Cela amène à considérer la possibilité que des grains sable dans les rouages enrayent le mécanisme par lequel une hausse des salaires soulève la productivité. Premièrement, il y a l’incertitude. Pour que l’entreprise de nettoyage de voitures investisse dans une nouvelle machine, elle doit s’attendre à ce que la hausse de la demande soit durable. Cela nécessite davantage qu’une simple politique accommodante, que ce soit une cible d’inflation plus élevée, un engagement à assouplir la politique dans le futur ou autre chose. Deuxièmement, il y a la qualité de la gestion. Est-ce que les dirigeants ont les compétences pour bien introduire de nouvelles technologies ? Bloom et Van Reenen ont montré qu’il y avait beaucoup d’entreprises mal dirigées, mais c’est dans celles-ci que la productivité est la plus faible. Troisièmement, il y a la crainte de la concurrence future. Je pense qu’une raison expliquant la faiblesse de l’investissement est que les entreprises craignent que leurs investissements soient concurrencés par ceux, moins chers, que pourraient réaliser leurs rivales à l’avenir. Il n’est pas certain que la relance budgétaire réduise ces craintes. Quatrièmement, il y a les contraintes de crédit. Une autre raison expliquant la faiblesse de l’investissement est que les entreprises doutent que les banques gardent les lignes de crédit ouvertes à l’avenir. A nouveau, la politique budgétaire ne répond pas à cela. Enfin, il y a la faiblesse des profits. La station de lavage auto à la main est peut-être peu rentable, si bien qu’elle manque de moyens et de motivations pour acheter de magnifiques machines. Le secteur des soins à domicile, par exemple, vacille : pourquoi devrait-il répondre à une hausse du salaire minimum en accroissant les dépenses d’investissement ?

Maintenant, je ne dis pas que cela remet entièrement en cause l’idée de Ben. Etant donné que la courbe de Phillips est très instable au Royaume-Uni, le coût qu’il y aurait à expérimenter avec l’assouplissement budgétaire est peut-être faible. (…) Aller du côté de la politique accommodante me semble bien mieux que d’aller du côté de la politique restrictive.

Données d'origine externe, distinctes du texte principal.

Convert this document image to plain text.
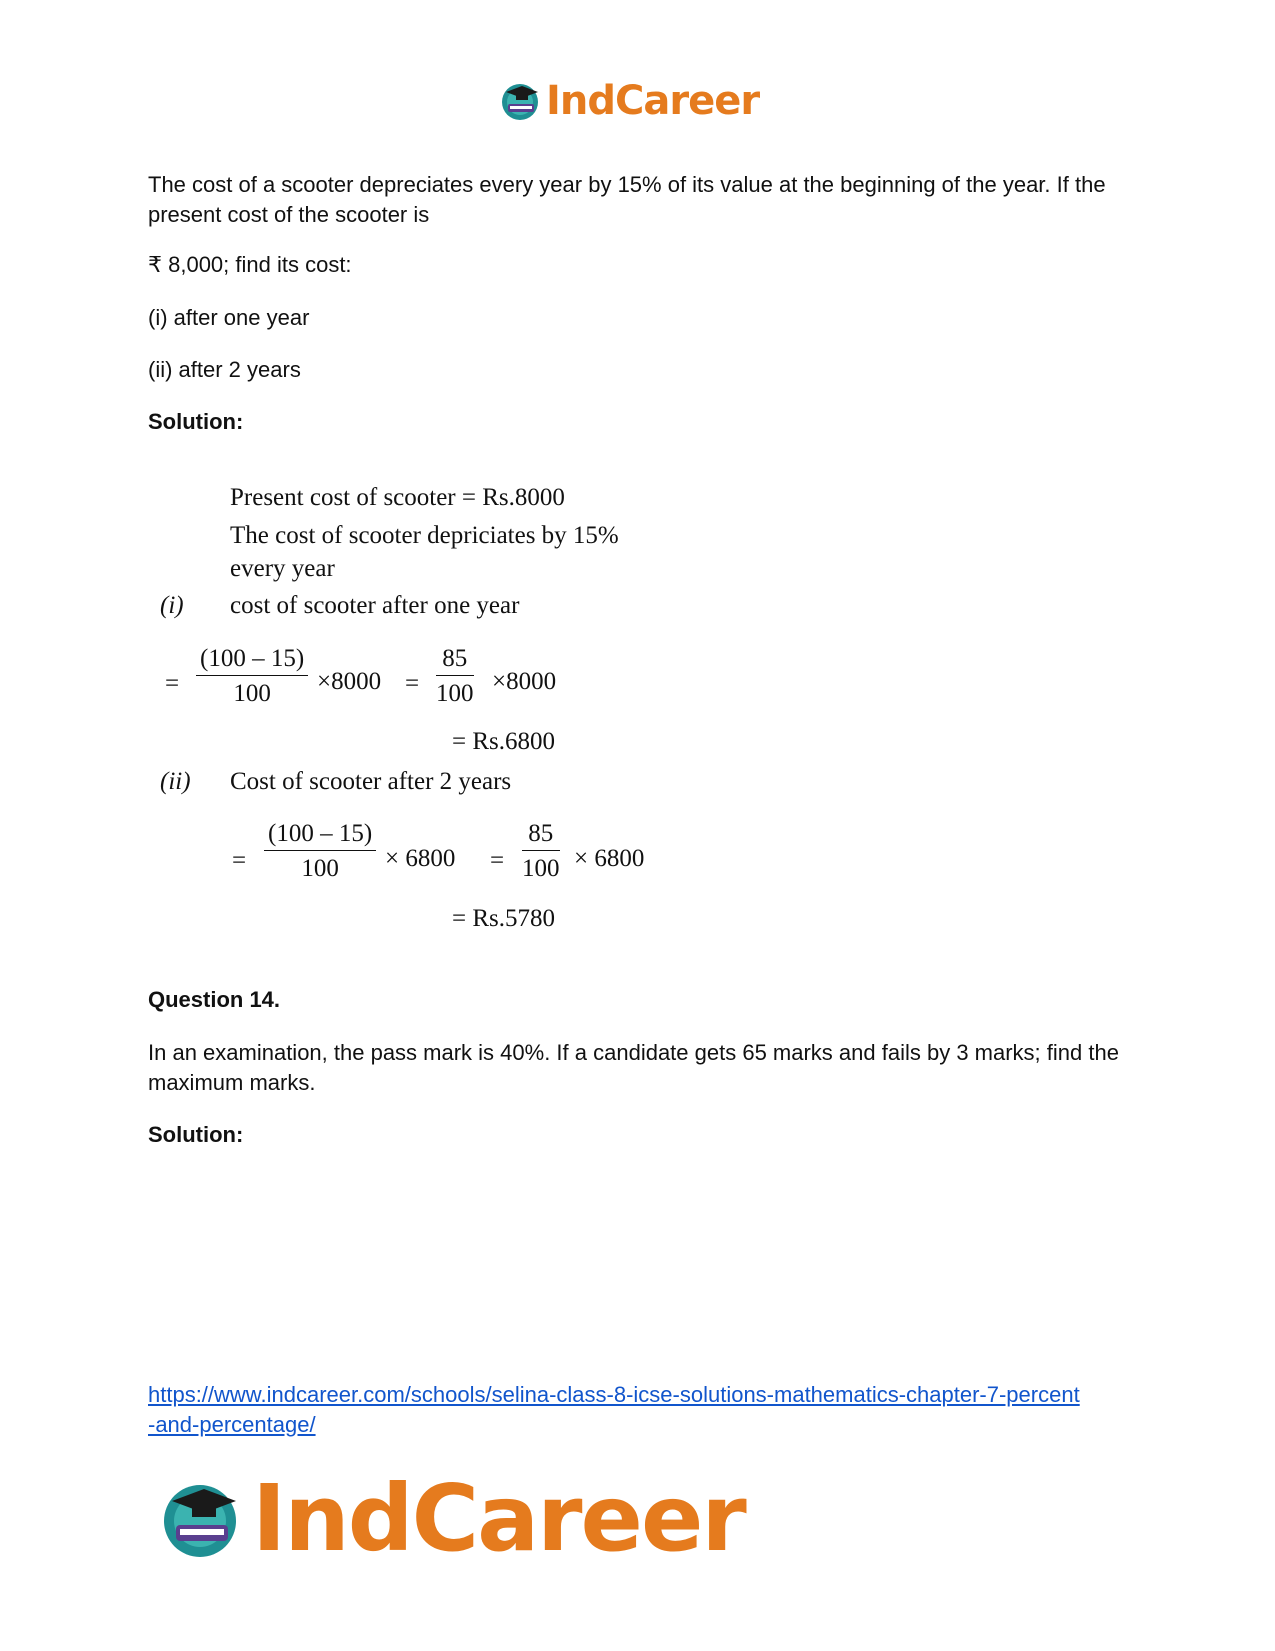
IndCareer
The cost of a scooter depreciates every year by 15% of its value at the beginning of the year. If the present cost of the scooter is
₹ 8,000; find its cost:
(i) after one year
(ii) after 2 years
Solution:
Present cost of scooter = Rs.8000
The cost of scooter depriciates by 15%
every year
(i) cost of scooter after one year
= $\frac{(100 - 15)}{100} \times 8000 = \frac{85}{100} \times 8000$
= Rs.6800
(ii) Cost of scooter after 2 years
= $\frac{(100 - 15)}{100} \times 6800 = \frac{85}{100} \times 6800$
= Rs.5780
Question 14.
In an examination, the pass mark is 40%. If a candidate gets 65 marks and fails by 3 marks; find the maximum marks.
Solution:
https://www.indcareer.com/schools/selina-class-8-icse-solutions-mathematics-chapter-7-percent
-and-percentage/
IndCareer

La véritable question que l’on se pose en fait ici est bien plus importante que cela puisse sembler. La question est : est-ce que le capitalisme est coopératif ou conflictuel ? Est-ce que les intérêts des travailleurs sont compatibles ou non avec ceux des capitalistes ? C’est cela qui distingue les sociaux-démocrates des marxistes. Historiquement, la réponse a été quelquefois oui et d’autres fois non. Je ne suis pas sûr de la réponse exacte aujourd’hui, mais j’aimerais bien la connaître, donc j’aimerais bien que l’on teste la suggestion de Ben. »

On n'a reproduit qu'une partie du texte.